Marion Stokes on her program, Input.

What is it that drove this sharply intelligent woman to live this way?  One can deduce that her need for control was tremendous, likely diagnosable.  But Ms. Stokes was no quivering recluse.  Back in the day, she was a regular panelist on a current events discussion program called Input.  Through the several clips of Input in the film as well as the three entire hour-long episodes that are included as Blu-ray extras, we hear her speak authoritatively and formidably about subjects including but not limited to racial relations, civil rights, and the basic perceptions of people of color in America.

*****

Way back in 1961, FCC Chairman Newton Minnow famously declared television to be “a vast wasteland”.  While this sentiment has been echoed and recontextualized countless times in the decades since, it cannot be denied that the medium tends to figuratively tread water in a sea of ever-shifting, garish mediocrity.  But then, every once in a while, it will break out of its own box.  For example, the 2009-2015 sitcom Community, on which the meta-leaning character Abed (played by Danny Pudi) leveled this thoughtful defense:  “There is skill to it… TV defeats its own purpose when it’s pushing an agenda, or trying to defeat other TV or being proud or ashamed of itself for existing. It’s TV, it’s comfort. It’s a friend you’ve known so well, and for so long you just let it be with you.”  Marion Stokes, on some internalized level, seemed to have understood this- even as her thirst to control, harness, and collect every aspect of her world overwhelmed her and her family.

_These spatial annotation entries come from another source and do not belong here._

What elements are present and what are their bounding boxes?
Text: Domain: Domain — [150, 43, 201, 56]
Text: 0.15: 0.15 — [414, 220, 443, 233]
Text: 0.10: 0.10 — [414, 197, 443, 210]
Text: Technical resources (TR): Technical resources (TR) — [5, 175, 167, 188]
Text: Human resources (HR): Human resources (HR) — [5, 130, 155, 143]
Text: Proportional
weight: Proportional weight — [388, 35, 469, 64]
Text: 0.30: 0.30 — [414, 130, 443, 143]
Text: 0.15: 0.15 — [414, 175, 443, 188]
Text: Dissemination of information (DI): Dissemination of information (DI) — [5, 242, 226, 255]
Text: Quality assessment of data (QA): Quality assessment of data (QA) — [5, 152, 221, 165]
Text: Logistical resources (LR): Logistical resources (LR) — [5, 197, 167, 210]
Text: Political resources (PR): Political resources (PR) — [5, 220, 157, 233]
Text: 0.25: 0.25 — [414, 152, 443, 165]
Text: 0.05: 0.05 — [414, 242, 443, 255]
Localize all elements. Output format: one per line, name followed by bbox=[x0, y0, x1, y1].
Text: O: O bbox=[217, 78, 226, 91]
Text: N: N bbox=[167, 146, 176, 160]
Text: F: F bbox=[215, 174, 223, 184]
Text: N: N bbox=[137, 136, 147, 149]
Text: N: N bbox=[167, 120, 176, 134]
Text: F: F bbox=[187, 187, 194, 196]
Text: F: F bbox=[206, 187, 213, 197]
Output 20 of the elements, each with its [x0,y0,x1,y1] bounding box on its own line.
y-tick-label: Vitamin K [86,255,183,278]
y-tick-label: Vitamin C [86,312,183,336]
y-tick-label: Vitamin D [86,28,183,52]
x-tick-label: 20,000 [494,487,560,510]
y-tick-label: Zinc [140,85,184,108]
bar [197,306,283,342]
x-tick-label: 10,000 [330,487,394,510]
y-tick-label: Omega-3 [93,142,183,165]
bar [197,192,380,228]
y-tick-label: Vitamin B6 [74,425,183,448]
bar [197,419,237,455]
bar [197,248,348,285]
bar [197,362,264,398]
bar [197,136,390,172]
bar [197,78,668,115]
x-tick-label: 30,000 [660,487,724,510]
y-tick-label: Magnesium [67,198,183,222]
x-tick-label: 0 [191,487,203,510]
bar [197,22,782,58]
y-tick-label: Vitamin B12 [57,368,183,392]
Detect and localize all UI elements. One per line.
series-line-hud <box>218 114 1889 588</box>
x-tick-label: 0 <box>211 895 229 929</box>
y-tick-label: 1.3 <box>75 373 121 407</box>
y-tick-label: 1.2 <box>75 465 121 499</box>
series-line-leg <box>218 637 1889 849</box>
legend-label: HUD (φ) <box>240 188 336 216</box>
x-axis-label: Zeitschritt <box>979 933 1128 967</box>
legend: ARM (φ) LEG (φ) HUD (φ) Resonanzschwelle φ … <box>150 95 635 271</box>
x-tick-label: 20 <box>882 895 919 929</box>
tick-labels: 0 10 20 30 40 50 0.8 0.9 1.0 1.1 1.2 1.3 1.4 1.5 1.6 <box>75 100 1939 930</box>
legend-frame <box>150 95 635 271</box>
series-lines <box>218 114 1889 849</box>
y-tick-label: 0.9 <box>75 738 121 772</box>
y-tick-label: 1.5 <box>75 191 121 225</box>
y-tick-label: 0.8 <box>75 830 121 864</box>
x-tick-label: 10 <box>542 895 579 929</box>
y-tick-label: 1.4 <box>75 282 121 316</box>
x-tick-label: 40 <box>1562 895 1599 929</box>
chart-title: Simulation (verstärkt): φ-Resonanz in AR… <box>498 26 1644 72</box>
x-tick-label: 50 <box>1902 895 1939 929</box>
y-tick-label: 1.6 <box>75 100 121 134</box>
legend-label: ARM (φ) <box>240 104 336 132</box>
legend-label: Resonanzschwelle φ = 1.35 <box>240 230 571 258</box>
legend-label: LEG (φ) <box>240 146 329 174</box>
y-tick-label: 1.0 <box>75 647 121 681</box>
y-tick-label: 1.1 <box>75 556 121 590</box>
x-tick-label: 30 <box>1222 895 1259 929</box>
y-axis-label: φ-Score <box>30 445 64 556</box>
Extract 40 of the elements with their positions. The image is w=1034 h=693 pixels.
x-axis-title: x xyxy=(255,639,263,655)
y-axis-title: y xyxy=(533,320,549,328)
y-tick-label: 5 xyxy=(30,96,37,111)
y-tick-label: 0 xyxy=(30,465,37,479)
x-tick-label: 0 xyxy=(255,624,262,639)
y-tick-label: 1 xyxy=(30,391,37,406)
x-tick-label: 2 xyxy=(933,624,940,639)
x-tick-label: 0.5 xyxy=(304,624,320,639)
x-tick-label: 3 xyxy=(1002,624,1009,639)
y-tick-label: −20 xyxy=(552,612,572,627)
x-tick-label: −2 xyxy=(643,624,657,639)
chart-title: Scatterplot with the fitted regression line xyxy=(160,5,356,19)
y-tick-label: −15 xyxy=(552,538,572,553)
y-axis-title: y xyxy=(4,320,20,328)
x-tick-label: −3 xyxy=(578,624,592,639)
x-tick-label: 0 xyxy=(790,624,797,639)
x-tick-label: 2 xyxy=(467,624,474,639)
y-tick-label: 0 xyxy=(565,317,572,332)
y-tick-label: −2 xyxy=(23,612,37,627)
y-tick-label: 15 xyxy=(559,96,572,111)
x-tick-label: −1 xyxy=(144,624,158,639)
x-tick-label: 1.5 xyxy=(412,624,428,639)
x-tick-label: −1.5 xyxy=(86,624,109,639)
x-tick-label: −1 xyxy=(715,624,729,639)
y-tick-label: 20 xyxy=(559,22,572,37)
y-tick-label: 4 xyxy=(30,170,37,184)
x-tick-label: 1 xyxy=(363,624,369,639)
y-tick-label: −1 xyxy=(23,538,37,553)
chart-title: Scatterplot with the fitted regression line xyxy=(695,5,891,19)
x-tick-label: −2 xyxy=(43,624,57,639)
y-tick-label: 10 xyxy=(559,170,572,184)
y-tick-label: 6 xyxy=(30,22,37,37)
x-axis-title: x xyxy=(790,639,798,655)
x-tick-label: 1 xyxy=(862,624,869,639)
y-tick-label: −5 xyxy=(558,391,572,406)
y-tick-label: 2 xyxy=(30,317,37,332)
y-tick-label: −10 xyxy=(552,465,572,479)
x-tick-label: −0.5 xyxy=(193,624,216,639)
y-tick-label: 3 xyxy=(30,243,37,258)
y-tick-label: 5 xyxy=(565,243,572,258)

Recorder: The Marion Stokes Project is an excellent film in its assembly, subject matter, and accomplishment.  As director Matt Wolf states on his fine audio commentary track, only a small fraction of the overall glut of footage was even able to be reviewed for use in this film.  Out of the 70,000 VHS tapes, he cherry-picked 100.  Even then, he was dealing with 700 hours of content.  In that alone, Recorder is something of a Herculean undertaking.  But for Wolf, all that time watching TV paid off.  Recorder presents a complex and heretofore unresolved portrait of a very complicated woman.  And from there, it grants powerful and provocative mediation on the past forty-plus years of broadcast news and culture, and the medium by which it arrives.  Unlike most television, Recorder strikes a chord that quietly resonates long afterwards.

These days of course, things are different.  Today, the revolution is not only being televised, it is being recorded.  In that regard, perhaps Marion Stokes, in all her eccentricity, was ahead of the curve.